Anna Di Paolo

Ausgerechnet Herzogenbuchsee – Wovon träumt einer der auswandert? – Teil 1

1897 wanderte mein Urgrossvater in die Schweiz ein. Soweit ich weiss, kam er direkt nach Herzogenbuchsee im Kanton Bern. Damals boomte der Eisenbahnstreckenbau und viele Arbeiter wurden gebraucht.

Eine Zeit lang war der Bahnhof Herzogenbuchsee als Knotenpunkt vorgesehen, der heute der Olterner Bahnhof ist. Daraus wurde zwar später nichts, ist aber für die Geschichte die ich hier erzählen will wichtig. Denn das Land entlang des Haupttrasses Zürich-Bern verlor dadurch an Wert.

Mein Urgrossvater sah seine Chance und erwarb zunächst ein Grundstück unmittelbar an der Bahnlinie. In seiner Freizeit erbaute er für sich und seine Familie ein stattliches Wohnhaus im norditalienischen Stil. Als dieses fertig war, holte er seine Frau und die bis dahin geborenen Kinder aus seinem Heimatdörfchen in der Nähe der italienisch-schweizerischen Grenze nach Herzogenbuchsee.

Es kamen weitere Kinder, die in der Schweiz geboren wurden hinzu. Zum Beispiel als Jüngster mein Grossvater mit Jahrgang 1906.

Sein Vater kaufte das Nachbargrundstück und baute erneut.
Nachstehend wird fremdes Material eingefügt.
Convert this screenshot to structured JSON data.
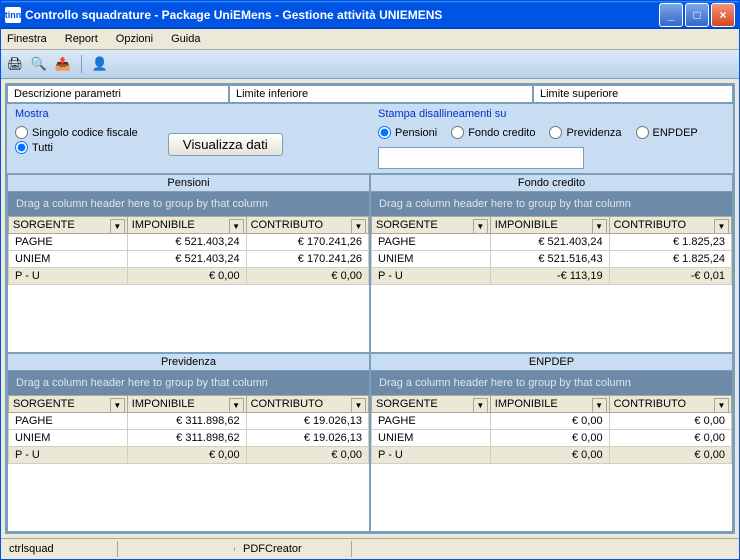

Diesmal wurde das Haus ein wenig grösser. Das erste wurde Verkauft als das zweite bezogen wurde. Mit diesem Kapital machte sich dieser italienische Maurer selbstständig. Sein Baugeschäft florierte und beschäftigte viele lokale Arbeiter und Saisoniers aus Norditalien. Mein Grossvater wurde zum Architekten und Baumeister ausgebildet. Als jüngster Sohn sollte er dereinst das Geschäft übernehmen.

Als heranwachsende Jugendliche machte ich mir zum ersten Mal Gedanken über diese Auswanderungsgeschichte. Und natürlich verzweifelte ich als Teenie schier darüber, dass mein Urgrossvater ausgerechnet in den Oberaargau, nach Herzogenbuchsee auswandern konnte! Warum ging er nicht wie alle anderen nach Amerika? Oder noch besser nach Australien? Für einen jungen Menschen der nicht richtig ins Dorfbild passte war das eine existentielle Frage. Ich fragte mich ernsthaft wie es dazu kommen konnte.

Ich meine, wie hätte ich mir das damals vorstellen müssen? Sass er damals, vor 1897 auf der Gartenbank vor seinem Haus im norditalienischen Dorf und träumte von einem Leben in Herzogenbuchsee? Für mich damals unvorstellbar und unerklärlich.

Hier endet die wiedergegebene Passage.